In using this ingenious wire stretcher, he stapled his wire to post number one, carried the length past post number two, looped the chain around post number three, having the chain long enough so that he might tauten the wire and hold the crankhandle steady with his knee or left arm while he drove the holding staple in post number two. And so repeat, ad infinitum.

After he had made this wire-stretcher the young fellow got along famously upon his fencing and could soon turn his attention to other matters, knowing that the cattle would be perfectly safe in the pasture for the coming season.

The old posts he collected on the wagon and drew into the dooryard, piling them beside the woodshed. There was not an overabundant supply of firewood cut and Hiram realized that Mrs. Atterson would use considerable in her kitchen stove before the next winter, even if she did not run a sitting room fire for long this spring.

Using a bucksaw is not only a thankless job at any time, but it is no saving of time or money. There was a good two-handed saw in the shed and Hiram found a good rat-tail file. With the aid of a home-made saw-holder and a monkey wrench he sharpened and set this saw and then got Henry Pollock to help him for a day.

Henry wasn't afraid of work, and the two boys sawed and split the old and well-seasoned posts, and some other wood, so that Hiram was enabled to pile several tiers of stove-wood under the shed against the coming of Mrs. Atterson to her farm.

“If the season wasn't so far advanced, I could cut a lot of wood, draw it up, and hire a gasoline engine and saw to come on the place and saw us enough to last a year. I'll do that next winter,” Hiram said.

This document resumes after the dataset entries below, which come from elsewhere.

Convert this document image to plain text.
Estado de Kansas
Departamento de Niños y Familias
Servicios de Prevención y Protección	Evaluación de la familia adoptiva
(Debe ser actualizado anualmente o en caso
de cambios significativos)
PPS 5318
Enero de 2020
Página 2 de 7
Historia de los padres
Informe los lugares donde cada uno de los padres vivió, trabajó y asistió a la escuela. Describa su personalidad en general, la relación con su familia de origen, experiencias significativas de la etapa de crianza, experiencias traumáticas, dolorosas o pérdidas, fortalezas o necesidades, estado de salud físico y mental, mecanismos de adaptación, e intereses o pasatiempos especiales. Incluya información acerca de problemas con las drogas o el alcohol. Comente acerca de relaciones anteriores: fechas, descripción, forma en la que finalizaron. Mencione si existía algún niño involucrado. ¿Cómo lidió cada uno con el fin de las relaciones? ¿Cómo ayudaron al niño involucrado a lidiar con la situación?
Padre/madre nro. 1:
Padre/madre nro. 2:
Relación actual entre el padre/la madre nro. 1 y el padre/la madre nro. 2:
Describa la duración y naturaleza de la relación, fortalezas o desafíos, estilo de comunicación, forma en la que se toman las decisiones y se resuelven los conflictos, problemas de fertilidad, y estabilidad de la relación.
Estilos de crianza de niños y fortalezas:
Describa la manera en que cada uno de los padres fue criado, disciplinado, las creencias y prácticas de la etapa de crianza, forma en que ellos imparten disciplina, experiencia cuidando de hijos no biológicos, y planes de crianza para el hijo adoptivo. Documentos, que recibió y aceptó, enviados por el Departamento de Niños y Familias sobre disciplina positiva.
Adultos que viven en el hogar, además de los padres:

“That's what we all ought to do,” agreed his friend.

Henry Pollock was an observing farmer's boy and through him Hiram gained many pointers as to the way the farmers in that locality put in their crops and cultivated them.

He learned, too, through Henry who was supposed to be the best farmer in the neighborhood, who had special success with certain crops, and who had raised the best seedcorn in the locality.

It was not particularly a trucking community; although, since Scoville had begun to grow so fast and many city people had moved into that pleasant town, the local demand for garden produce had increased.